Staf Ahli Menteri Kominfo Bidang Sosial, Ekonomi dan Budaya, Djoko Agung Heryadi, memberikan Bimbingan Teknis (Bimtek) atau Pelatihan untuk Pelatih (ToT), tentang Indeks Kemerdekaan Pers Indonesia (IKPI), pada 27 – 28 Februari 2015 di Pusdiklat Kominfo, Kebon Jeruk, Jakarta Barat, pada hari Jumat, (27/2).


Pasal 27 Ayat (3) UU ITE Memberikan Perlindungan Bagi Wartawan.


Di sisi lain, Staf Ahli Menteri Kominfo Bidang Sosial, Ekonomi dan Budaya, Djoko Agung Heryadi mengatakan, Undang-Undang ITE tidak Memblenggu Kebebasan Pers tapi justru memberikan Perlindungan bagi Insan Pers dalam menjalankan Jurnalis berdasarkan Undang – Undang Pers, dikutip dari Laman Kominfo, pada Jumat (27/2).


Pasal 27 ayat 3 UU ITE menyebut, Melarang setiap orang dengan Sengaja dan tanpa Hak Mendistribusikan dan/atau Mentransmisikan dan/atau membuat dapat diaksesnya Informasi Elektronik dan/atau Dokumen Elektronik yang memiliki Muatan Penghinaan dan/atau Pencemaran nama baik.


Menurut Agung, berdasarkan Ketentuan Pasal 27 Ayat (3) UU ITE adalah memberikan Perlindungan bagi Wartawan karena adanya unsur, “Dengan Sengaja dan Tanpa Hak”.


Dengan adanya unsur “Tanpa Hak” Wartawan dan Pimpinan Lembaga Pers yang melaksanakan Tugas Jurnalistik berdasarkan UU Pers tidak dapat Dijerat dengan UU ITE, jika telah menerapkan Kode Etik Jurnalistik.

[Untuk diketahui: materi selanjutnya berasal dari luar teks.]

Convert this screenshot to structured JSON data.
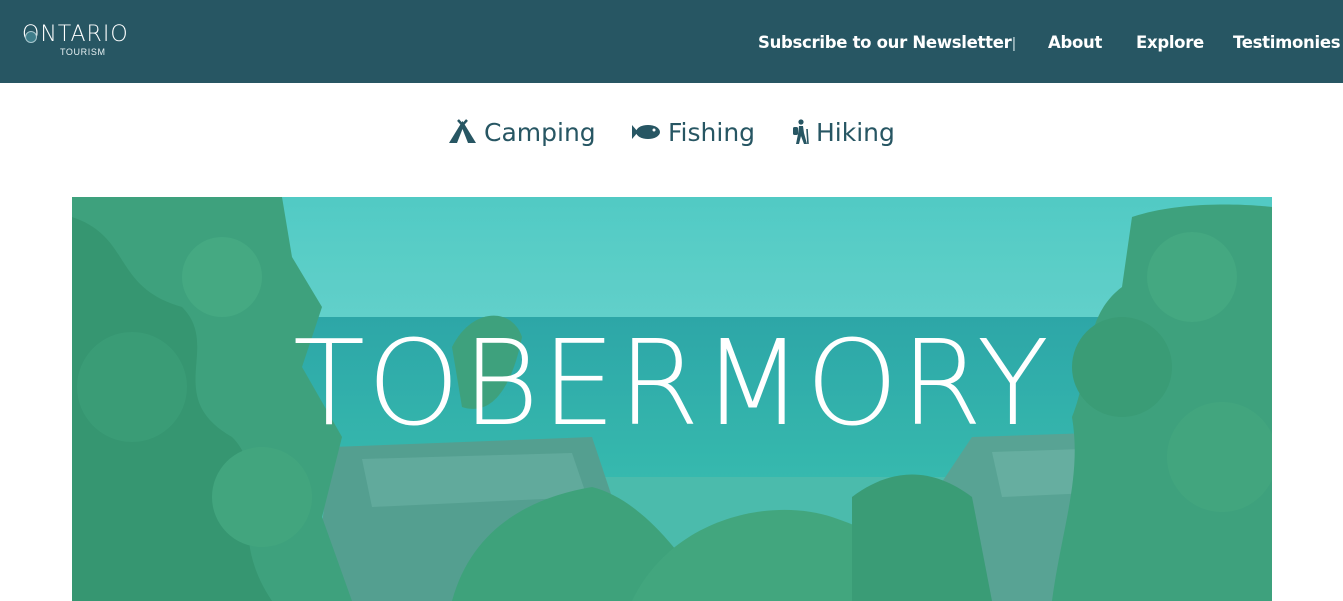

“Artinya Wartawan yang melaksanakan Tugas Jurnalistiknya sesuai dengan UU No.40/1999 tentang Pers Dilindungi Haknya, jika dalam Tugas Jurnalistiknya tersebut, ada Complain dari Masyarakat terkait Penghinaan atau Pencemaran Nama Baik,” kata Agung saat membuka Bimbingan Teknis (Bimtek) atau Pelatihan untuk Pelatih (ToT), tentang Indeks Kemerdekaan Pers Indonesia (IKPI), pada 27 – 28 Februari 2015 di Pusdiklat Kominfo, Kebon Jeruk, Jakarta Barat, Jumat(27/2).


Penghinaan dan Pencemaran Nama Baik dalam UU ITE, dijelas oleh Agung, berdasarkan Uji Materil terhadap Pasal 27 Ayat (3) dan Pasal 45 Ayat (1) UU ITE, kemudian Amar Putusan -putusan MK No.50/PUU-VI/2008 Permohonan Pemohon di Tolak.


Kemudian Amar Putusan MK No.2/PUU-VI/2009 Permohonan tidak dapat diterima. Kemudian Kesimpulan Mahkamah, yaitu Norma Pasal 27 Ayat (3) dan Pasal 45 Ayat (1) UU No.11/2008 tentang Informasi dan Transaksi Elektronik adalah Konstisional dan tidak bertentangan dengan Nilai - nilai Demokrasi, Hak Asasi Manusia, dan Prinsip - prinsip Negara Hukum. Kemudian dikuatkan lagi dengan Putusan MK No.1/PUU-XIII/2015, yaitu MK Menyetujui Penarikan kembali Permohonan Pemohon.


Melindungi HAM Warga Negara Berekspresi.


Dia menambahkan, terkait Pembatasan dalam Cyberspace, berdasarkan Perundang - undangan di Indonesia ini, justru memberikan Kebebasan dan Melindungi HAM bagi Warga Negara untuk mengekspresikan dirinya dengan bertanggungjawab.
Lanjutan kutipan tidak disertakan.